Cette sombre litanie, qui vogue dans ma mémoire.

 

Soyez donc attentifs, prêtez-moi une oreille,

Vous entendrez un conte, à nul autre pareil.

 

Eco n’a pas dix ans, son visage est bien blême,

Mais c’est la vie pourtant, qui coule entre ses veines.

 

Une triste circonstance, par une nuit de démence,

Changera à jamais sa paisible existence.

 

La fable est déplaisante, faites à votre guise,

Sachez que toutefois, pleurer n’est pas de mise… »

 

 

Il y a deux semaines, Sara présentait cette petite merveille et mon coeur a fait « boum »… Elle a eu la gentillesse de me la prêter et je la remercie de cette belle découverte ! La couverture d’Eco est tout simplement sublime, elle est à elle seule une invitation à se plonger dans un univers qu’on devine envoûtant. Un bel écrin pour un petit bijou, un album tout en finesse, de toute beauté signé Guillaume Bianco et Jérémie Almanza. De Guillaume Bianco, j’avais adoré et dévoré les aventures de Billy Brouillard, il signe ici le scénario d’Eco, laissant à Jérémie Almanza le soin de l’illustrer. Une association réussie pour un résultat magique.

 

Eco n’est pas une petite fille très heureuse, et pourtant, elle a « tout » pour l’être : une grande et belle maison, une chambre remplie de jouets, elle vit dans l’opulence et est couverte de cadeaux. Pourtant Eco serait prête à abandonner tout ce luxe en échange d’une vraie vie de famille. Ses parents sont des couturiers renommés, tous les notables du pays s’arrachent leurs créations, l’argent coule à flots… Mais il y a un revers à la médaille, les Schakleboot sont débordés, submergés de travail, il ne leur reste guère de temps à consacrer à leur fille unique qui s’ennuie et se morfond au milieu de tous ses jouets qu’elle délaisse. Dans cette maison trop grande, son seul refuge est sa penderie et son joyeux capharnaüm, un cocon rassurant et douillet où le temps semble comme suspendu. Eco a bien essayé d’attirer l’attention de ses parents en cousant ses propres créations, mais elle n’a pas leur talent et n’attire que leur gêne. De façon inattendue, son père lui demande un jour de lui rendre un service de la plus haute importance : apporter au Ministre les trois poupées qu’il a créées pour l’anniversaire de sa fille.

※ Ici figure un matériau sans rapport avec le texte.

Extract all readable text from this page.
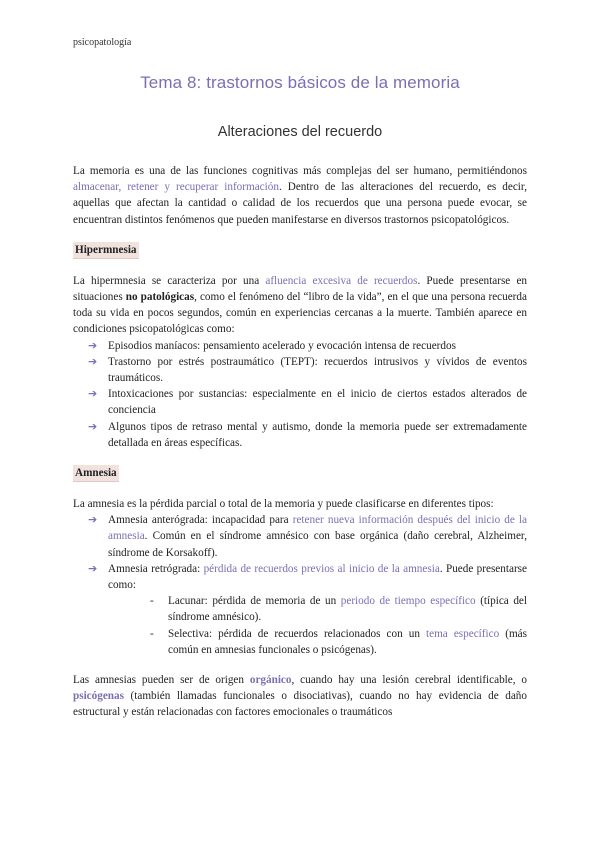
psicopatología
Tema 8: trastornos básicos de la memoria
Alteraciones del recuerdo

La memoria es una de las funciones cognitivas más complejas del ser humano, permitiéndonos almacenar, retener y recuperar información. Dentro de las alteraciones del recuerdo, es decir, aquellas que afectan la cantidad o calidad de los recuerdos que una persona puede evocar, se encuentran distintos fenómenos que pueden manifestarse en diversos trastornos psicopatológicos.

Hipermnesia

La hipermnesia se caracteriza por una afluencia excesiva de recuerdos. Puede presentarse en situaciones no patológicas, como el fenómeno del “libro de la vida”, en el que una persona recuerda toda su vida en pocos segundos, común en experiencias cercanas a la muerte. También aparece en condiciones psicopatológicas como:

➔ Episodios maníacos: pensamiento acelerado y evocación intensa de recuerdos
➔ Trastorno por estrés postraumático (TEPT): recuerdos intrusivos y vívidos de eventos traumáticos.
➔ Intoxicaciones por sustancias: especialmente en el inicio de ciertos estados alterados de conciencia
➔ Algunos tipos de retraso mental y autismo, donde la memoria puede ser extremadamente detallada en áreas específicas.
Amnesia

La amnesia es la pérdida parcial o total de la memoria y puede clasificarse en diferentes tipos:

➔ Amnesia anterógrada: incapacidad para retener nueva información después del inicio de la amnesia. Común en el síndrome amnésico con base orgánica (daño cerebral, Alzheimer, síndrome de Korsakoff).
➔ Amnesia retrógrada: pérdida de recuerdos previos al inicio de la amnesia. Puede presentarse como:
- Lacunar: pérdida de memoria de un periodo de tiempo específico (típica del síndrome amnésico).
- Selectiva: pérdida de recuerdos relacionados con un tema específico (más común en amnesias funcionales o psicógenas).

Las amnesias pueden ser de origen orgánico, cuando hay una lesión cerebral identificable, o psicógenas (también llamadas funcionales o disociativas), cuando no hay evidencia de daño estructural y están relacionadas con factores emocionales o traumáticos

Eco tient là sa chance de prouver à ses parents qu’elle vaut quelque chose… Conduite par le chauffeur de la demeure familiale, Eco se dirige vers la ville. Elle aperçoit alors au bord du chemin une vieille gitane berçant un enfant malade : la vision d’une telle misère la chamboule profondément, et elle décide sur un coup de tête d’offrir les trois poupées à la mendiante, d’autant qu’elle est persuadée d’avoir reconnu en elle « la princesse des nuages »… En échange, celle ci lui offre quatre amulettes sacrées censées donner la vie à des poupées inertes. Le beau geste d’Eco aura malheureusement de graves conséquences : chaos, déchéance, violence et désillusions, Eco va devoir quitter brutalement le monde de l’enfance.

 

Eco2

© Almanza/Bianco/Editions Soleil

 

Ce livre est magique, purement et simplement, et pourtant l’histoire est sombre, l’atmosphère pesante et lourde. Eco est une héroïne lumineuse, encore ancrée dans le monde pur et doux de l’enfance, ses rêves sont simples, ses envies sont celles de toutes les petites filles de son âge. Pourtant, elle se retrouve propulsée sans ménagement dans le monde brutal et sans concessions des adultes, un monde qui s’avère violent, où les mots blessent et laissent une empreinte indélébile, un monde de larmes, de colère, de cris, un monde où une mère peut maudire sa propre fille. Pour survivre, Eco se crée un monde à elle, entourée d’étranges créatures qu’elle fabriquera de ses mains et qui l’aideront à grandir.

 

Premier tome d’une trilogie revisitant des contes célèbres, Eco ne peut que vous toucher. L’ambiance si étrange est particulièrement bien rendue par les dessins d’Almanza, à la fois sombres et lumineux, plongeant le lecteur à la frontière du rêve et de la réalité. Ouvrir cet album c’est accepter de s’immerger dans un monde où tout est disproportionné, féerique et inquiétant, un monde où les poupées prennent vies et où les princesses se griment en mendiantes…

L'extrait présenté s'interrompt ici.